U.S. District Court Judge John Sedwick eviscerated the case against Trace and Jennifer Anne Thoms when he threw out most of the prosecution’s evidence in April of last year, saying he didn’t find the officer credible who applied for the search warrant that uncovered the 500-plant grow.
That officer, Kyle Young with the Mat-Su Narcotics Team, had claimed he smelled the Thoms’ marijuana as he drove passed their house. A smell expert testified for the defense that between the distance the smell had to travel, the fact that it was winter, and the anti-odor setup the Thoms’ employed, the odds of Young smelling anything were highly improbable.
But the prosecution appealed to a higher court, saying that before tossing out the search warrant, Sedwick should have held a hearing to listen to evidence from both sides.
Prior to the appeal, prosecutors had requested that type of hearing but Sedwick ruled it was unnecessary. A magistrate had already held one.
“The evidence presented renders it highly improbable (indeed, it seems to this court in light of all the evidence, virtually impossible) that Investigator Young could smell the marijuana grow under the circumstances,” Sedwick wrote. “That conclusion would not change simply because this court heard the evidence all over again.”
But the magistrate who had heard all that evidence had actually recommended a finding against the Thomses, finding Young credible enough for the case to move forward. Sedwick essentially overruled the magistrate.
Federal appeals court judge Carlos Bea wrote in an opinion filed June 29 that if Sedwick had overruled the magistrate in a manner that favored the prosecution over the Thomses, he would have been required by the defendants’ constitutional rights to due process to hold a second hearing.
But prosecutors don’t have due process rights, Bea wrote, and the question of what to do when prosecutors aren’t allowed a second hearing isn’t one the court had answered until the Thoms ruling.
The court ruled that Sedwick should have held the hearing. Indeed, in so ruling the court actually made a rule that all judges should hold such a hearing unless the magistrate’s initial ruling was so far outside the law that had a jury made the same ruling the judge would have been forced to throw it out.
The reason? Hearing someone say something on an audio recording or reading a transcript is different from watching someone say it in person.
“Live testimony is the bedrock of the search for truth in our judicial system,” Bea wrote.

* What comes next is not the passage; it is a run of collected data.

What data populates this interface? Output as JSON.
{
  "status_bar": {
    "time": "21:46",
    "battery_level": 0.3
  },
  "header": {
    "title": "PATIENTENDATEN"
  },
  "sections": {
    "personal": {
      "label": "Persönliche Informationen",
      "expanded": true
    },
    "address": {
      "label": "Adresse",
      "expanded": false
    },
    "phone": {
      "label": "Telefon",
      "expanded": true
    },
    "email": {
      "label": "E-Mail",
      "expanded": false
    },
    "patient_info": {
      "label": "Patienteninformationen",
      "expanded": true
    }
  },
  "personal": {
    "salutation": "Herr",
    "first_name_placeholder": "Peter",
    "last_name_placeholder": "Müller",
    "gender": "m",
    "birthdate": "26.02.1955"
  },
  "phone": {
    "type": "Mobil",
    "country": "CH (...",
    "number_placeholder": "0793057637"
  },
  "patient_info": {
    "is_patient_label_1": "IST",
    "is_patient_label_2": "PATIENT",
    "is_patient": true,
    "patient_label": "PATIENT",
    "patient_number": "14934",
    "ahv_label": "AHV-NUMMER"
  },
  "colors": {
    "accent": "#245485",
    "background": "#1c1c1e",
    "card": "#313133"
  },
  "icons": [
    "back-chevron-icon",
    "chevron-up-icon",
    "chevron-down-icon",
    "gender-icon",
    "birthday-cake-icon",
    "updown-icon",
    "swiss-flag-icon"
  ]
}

And while some psychologists believe that seeing a person testify in person actually hinders a person’s ability to tell if the testimony is truthful, courts have long held that such “demeanor evidence” is a big deal.
“Perhaps seeing investigator Young’s demeanor as he testified to what he smelled would have changed the outcome,” Bea wrote.
And, the judge noted, while the state doesn’t have rights to due process, being essentially found to have perjured himself in a federal court means a lot for Young professionally and, potentially, legally.
“Before a district court calls a police officer a liar,” Bea wrote, “the judge should look him in the eye first.”
Bea and his colleagues ordered the case sent back to Sedwick for an evidentiary hearing and a new ruling, but left the size and the length of that hearing up to Sedwick.